Assess readiness skills before teaching place value. The Yale National Initiative recommends ensuring that students have mastered counting numbers one through 10 and understand one to one correspondence. They should also be able to say, write and read numbers, and do simple addition and subtraction.
Start with manipulatives (tangible objects that can physically be counted), then move to pictures or other visual representations when students first learn place value. The Yale National Initiative recommends going to abstract numbers after the basic concepts have been reinforced with manipulatives and visuals.
Require students to practice putting objects or manipulatives into groups of 10. Then have students group their 10's into groups of 100, or 10 groups of 10. Houghton Mifflin identifies this as a beginning for teaching place value.
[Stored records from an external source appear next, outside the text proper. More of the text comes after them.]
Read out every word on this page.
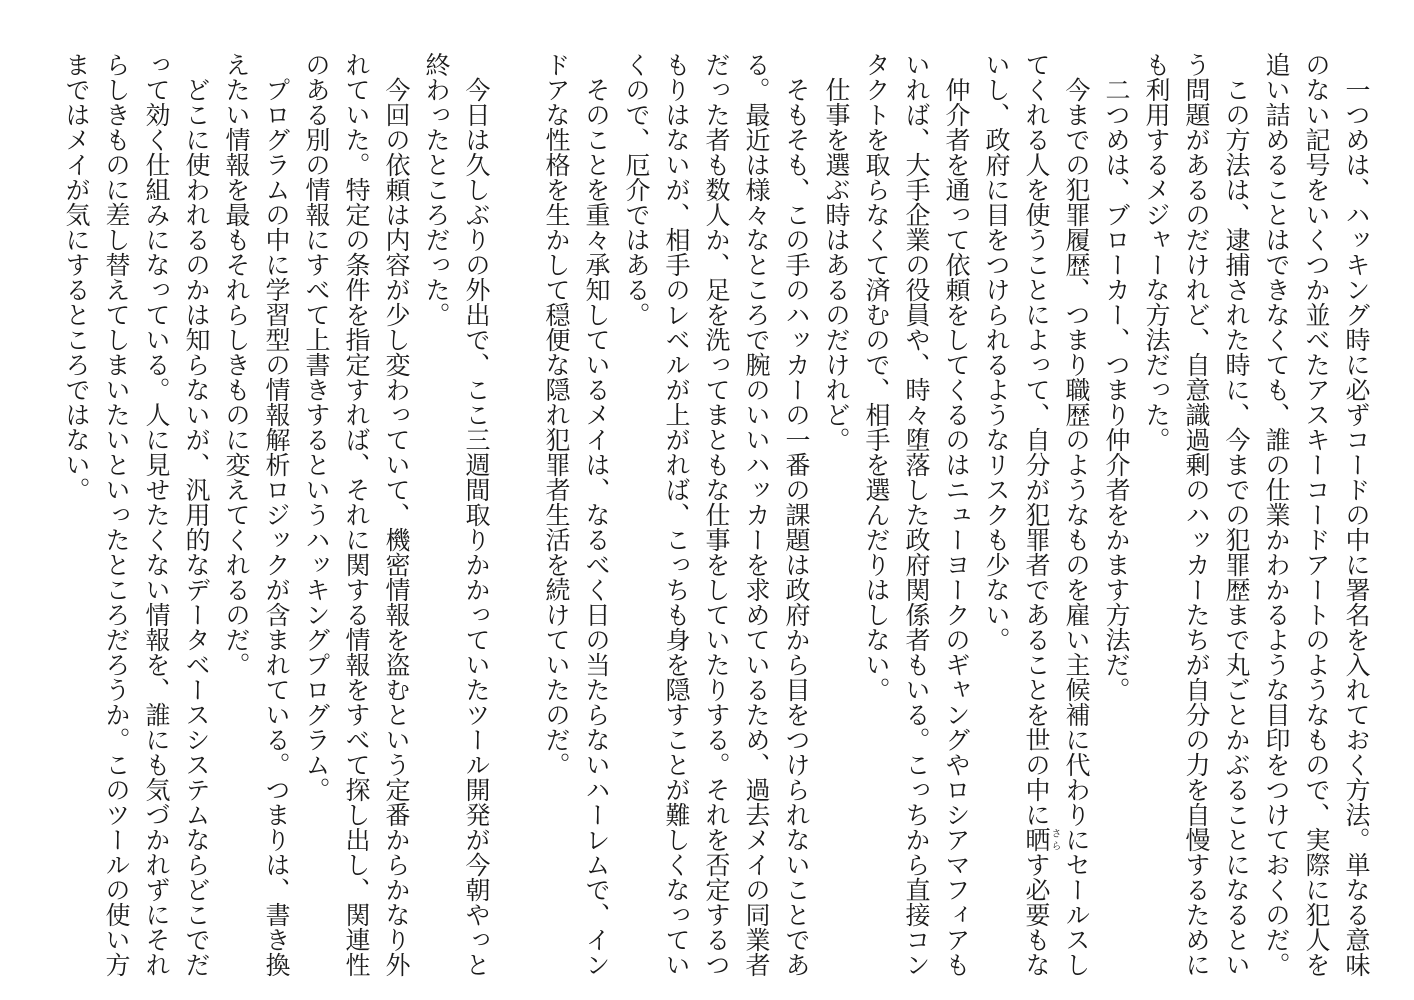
一つめは、ハッキング時に必ずコードの中に署名を入れておく方法。単なる意味のない記号をいくつか並べたアスキーコードアートのようなもので、実際に犯人を追い詰めることはできなくても、誰の仕業かわかるような目印をつけておくのだ。

この方法は、逮捕された時に、今までの犯罪歴まで丸ごとかぶることになるという問題があるのだけれど、自意識過剰のハッカーたちが自分の力を自慢するためにも利用するメジャーな方法だった。

二つめは、ブローカー、つまり仲介者をかます方法だ。

今までの犯罪履歴、つまり職歴のようなものを雇い主候補に代わりにセールスしてくれる人を使うことによって、自分が犯罪者であることを世の中に晒さらす必要もないし、政府に目をつけられるようなリスクも少ない。

仲介者を通って依頼をしてくるのはニューヨークのギャングやロシアマフィアもいれば、大手企業の役員や、時々堕落した政府関係者もいる。こっちから直接コンタクトを取らなくて済むので、相手を選んだりはしない。

仕事を選ぶ時はあるのだけれど。

そもそも、この手のハッカーの一番の課題は政府から目をつけられないことである。最近は様々なところで腕のいいハッカーを求めているため、過去メイの同業者だった者も数人か、足を洗ってまともな仕事をしていたりする。それを否定するつもりはないが、相手のレベルが上がれば、こっちも身を隠すことが難しくなっていくので、厄介ではある。

そのことを重々承知しているメイは、なるべく日の当たらないハーレムで、インドアな性格を生かして穏便な隠れ犯罪者生活を続けていたのだ。

今日は久しぶりの外出で、ここ三週間取りかかっていたツール開発が今朝やっと終わったところだった。

今回の依頼は内容が少し変わっていて、機密情報を盗むという定番からかなり外れていた。特定の条件を指定すれば、それに関する情報をすべて探し出し、関連性のある別の情報にすべて上書きするというハッキングプログラム。

プログラムの中に学習型の情報解析ロジックが含まれている。つまりは、書き換えたい情報を最もそれらしきものに変えてくれるのだ。

どこに使われるのかは知らないが、汎用的なデータベースシステムならどこでだって効く仕組みになっている。人に見せたくない情報を、誰にも気づかれずにそれらしきものに差し替えてしまいたいといったところだろうか。このツールの使い方まではメイが気にするところではない。
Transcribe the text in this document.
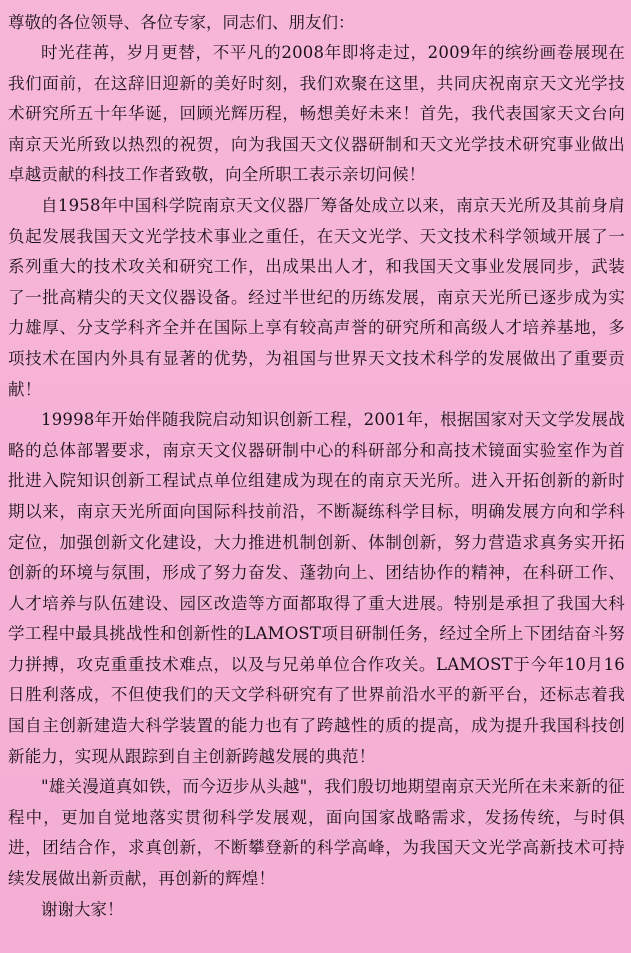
尊敬的各位领导、各位专家，同志们、朋友们：

时光荏苒，岁月更替，不平凡的2008年即将走过，2009年的缤纷画卷展现在我们面前，在这辞旧迎新的美好时刻，我们欢聚在这里，共同庆祝南京天文光学技术研究所五十年华诞，回顾光辉历程，畅想美好未来！首先，我代表国家天文台向南京天光所致以热烈的祝贺，向为我国天文仪器研制和天文光学技术研究事业做出卓越贡献的科技工作者致敬，向全所职工表示亲切问候！

自1958年中国科学院南京天文仪器厂筹备处成立以来，南京天光所及其前身肩负起发展我国天文光学技术事业之重任，在天文光学、天文技术科学领域开展了一系列重大的技术攻关和研究工作，出成果出人才，和我国天文事业发展同步，武装了一批高精尖的天文仪器设备。经过半世纪的历练发展，南京天光所已逐步成为实力雄厚、分支学科齐全并在国际上享有较高声誉的研究所和高级人才培养基地，多项技术在国内外具有显著的优势，为祖国与世界天文技术科学的发展做出了重要贡献！

19998年开始伴随我院启动知识创新工程，2001年，根据国家对天文学发展战略的总体部署要求，南京天文仪器研制中心的科研部分和高技术镜面实验室作为首批进入院知识创新工程试点单位组建成为现在的南京天光所。进入开拓创新的新时期以来，南京天光所面向国际科技前沿，不断凝练科学目标，明确发展方向和学科定位，加强创新文化建设，大力推进机制创新、体制创新，努力营造求真务实开拓创新的环境与氛围，形成了努力奋发、蓬勃向上、团结协作的精神，在科研工作、人才培养与队伍建设、园区改造等方面都取得了重大进展。特别是承担了我国大科学工程中最具挑战性和创新性的LAMOST项目研制任务，经过全所上下团结奋斗努力拼搏，攻克重重技术难点，以及与兄弟单位合作攻关。LAMOST于今年10月16日胜利落成，不但使我们的天文学科研究有了世界前沿水平的新平台，还标志着我国自主创新建造大科学装置的能力也有了跨越性的质的提高，成为提升我国科技创新能力，实现从跟踪到自主创新跨越发展的典范！

"雄关漫道真如铁，而今迈步从头越"，我们殷切地期望南京天光所在未来新的征程中，更加自觉地落实贯彻科学发展观，面向国家战略需求，发扬传统，与时俱进，团结合作，求真创新，不断攀登新的科学高峰，为我国天文光学高新技术可持续发展做出新贡献，再创新的辉煌！

谢谢大家！
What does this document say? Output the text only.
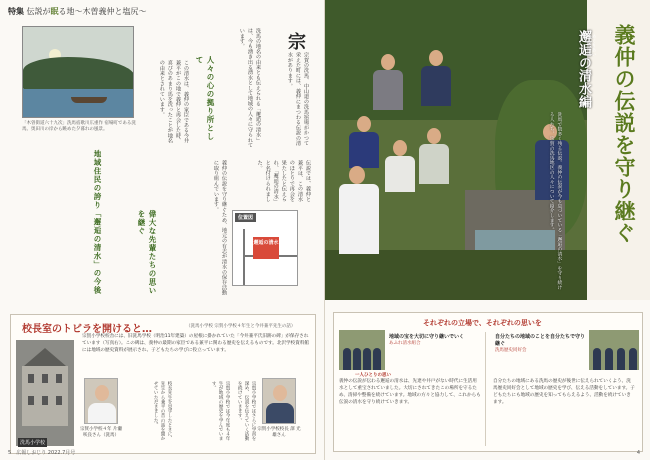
特集 伝説が眠る地〜木曽義仲と塩尻〜
「木曽街道六十九次」洗馬宿歌川広重作 宿場町である洗馬。奥田川の岸から眺めた夕暮れの風景。
宗
宗賀の洗馬、中山道の洗馬宿場がかつて栄えた町には、義仲にまつわる伝説の清水があります。
洗馬の地名の由来とも伝えられる「邂逅の清水」は、今も湧き出る湧水として地域の人々に守られています。
人々の心の拠り所として
この清水は、義仲の家臣である今井兼平がこの地で義仲と再会した時、喜びのあまり馬を洗ったことが地名の由来とされています。
伝説では、義仲と兼平は、この清水のほとりで再会を果たしたと伝えられ、「邂逅の清水」と名付けられました。
地域住民の誇り「邂逅の清水」の今後	義仲の伝説を守り継ぐため、地元の有志が清水の保存活動に取り組んでいます。
偉大な先輩たちの思いを継ぐ	位置図
邂逅の清水
校長室のトビラを開けると…	（洗馬小学校 宗賀小学校４年生と今井兼平先生の話）
洗馬小学校
宗賀小学校校舎には、旧洗馬学校（明治11年建築）の屋根に掛かれていた「今井兼平氏旧跡の碑」が保存されています（写真右）。この碑は、義仲の最期の家臣である兼平に関わる歴史を伝えるものです。北沢学校資料館には地域の歴史資料が展示され、子どもたちの学びに役立っています。
校長先生を見学したときに、先生から兼平の昔の話を聞かせていただきました。	宗賀小学校では今年度も４年生が地域の歴史を学んでいます。	宗賀小学校ではさらに学習を深め、伝説を伝えていく活動を続けていきます。
宗賀小学校４年 片瀬 咲良さん（洗馬）
宗賀小学校校長 澤 光雄さん
5　 広報しおじり 2022.7月号
義仲の伝説を守り継ぐ
邂逅の清水編 めぐりあい
洗馬で数多く残る伝説。義仲の伝説が今も息づいている「邂逅の清水」を守り続ける人たち、宗賀の洗馬地区の人々について紹介します。
それぞれの立場で、それぞれの思いを
地域の宝を大切に守り継いでいく
あふれ清水組合
自分たちの地域のことを自分たちで守り継ぐ
洗馬歴史同好会
一人ひとりの思い
義仲の伝説が伝わる邂逅の清水は、先達や井戸がない時代に生活用水として重宝されていました。大切にされてきたこの場所を守るため、清掃や整備を続けています。地域の方々と協力して、これからも伝説の清水を守り続けていきます。
自分たちの地域にある洗馬の歴史が後世に伝えられていくよう、洗馬歴史同好会として地域の歴史を学び、伝える活動をしています。子どもたちにも地域の歴史を知ってもらえるよう、活動を続けていきます。
4
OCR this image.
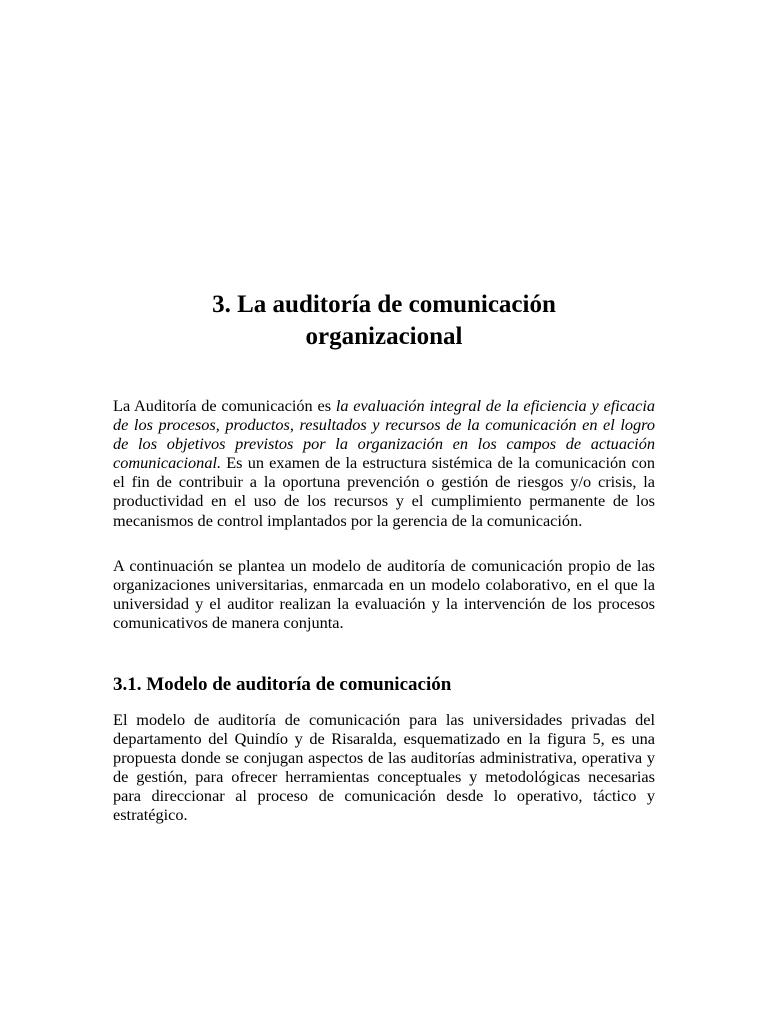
3. La auditoría de comunicación
organizacional

La Auditoría de comunicación es la evaluación integral de la eficiencia y eficacia de los procesos, productos, resultados y recursos de la comunicación en el logro de los objetivos previstos por la organización en los campos de actuación comunicacional. Es un examen de la estructura sistémica de la comunicación con el fin de contribuir a la oportuna prevención o gestión de riesgos y/o crisis, la productividad en el uso de los recursos y el cumplimiento permanente de los mecanismos de control implantados por la gerencia de la comunicación.

A continuación se plantea un modelo de auditoría de comunicación propio de las organizaciones universitarias, enmarcada en un modelo colaborativo, en el que la universidad y el auditor realizan la evaluación y la intervención de los procesos comunicativos de manera conjunta.

3.1. Modelo de auditoría de comunicación

El modelo de auditoría de comunicación para las universidades privadas del departamento del Quindío y de Risaralda, esquematizado en la figura 5, es una propuesta donde se conjugan aspectos de las auditorías administrativa, operativa y de gestión, para ofrecer herramientas conceptuales y metodológicas necesarias para direccionar al proceso de comunicación desde lo operativo, táctico y estratégico.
Show students how to compare groups. Students should put groups together and take them apart while identifying the value of each group, according to the Victoria Department of Education and Early Childhood Development. For example, students could count out 30 objects. They can then put three groups of 10 together and identify it as a quantity of 30. The students should be able to compare the two groups and identify 30 as actually being three groups of 10. They can make similar groupings and comparisons for the hundreds place.
Require students to practice putting numbers on a place value chart and then writing out the numbers in expanded form. This emphasizes the place value of numbers. For example, 3,000 in expanded form would be 3 x 1,000, 3 x (10 x 10 x 10), and 3 x 10 to the third power.
Teach each step to mastery. The Yale National Initiative emphasizes that each step is critical to mastering place value.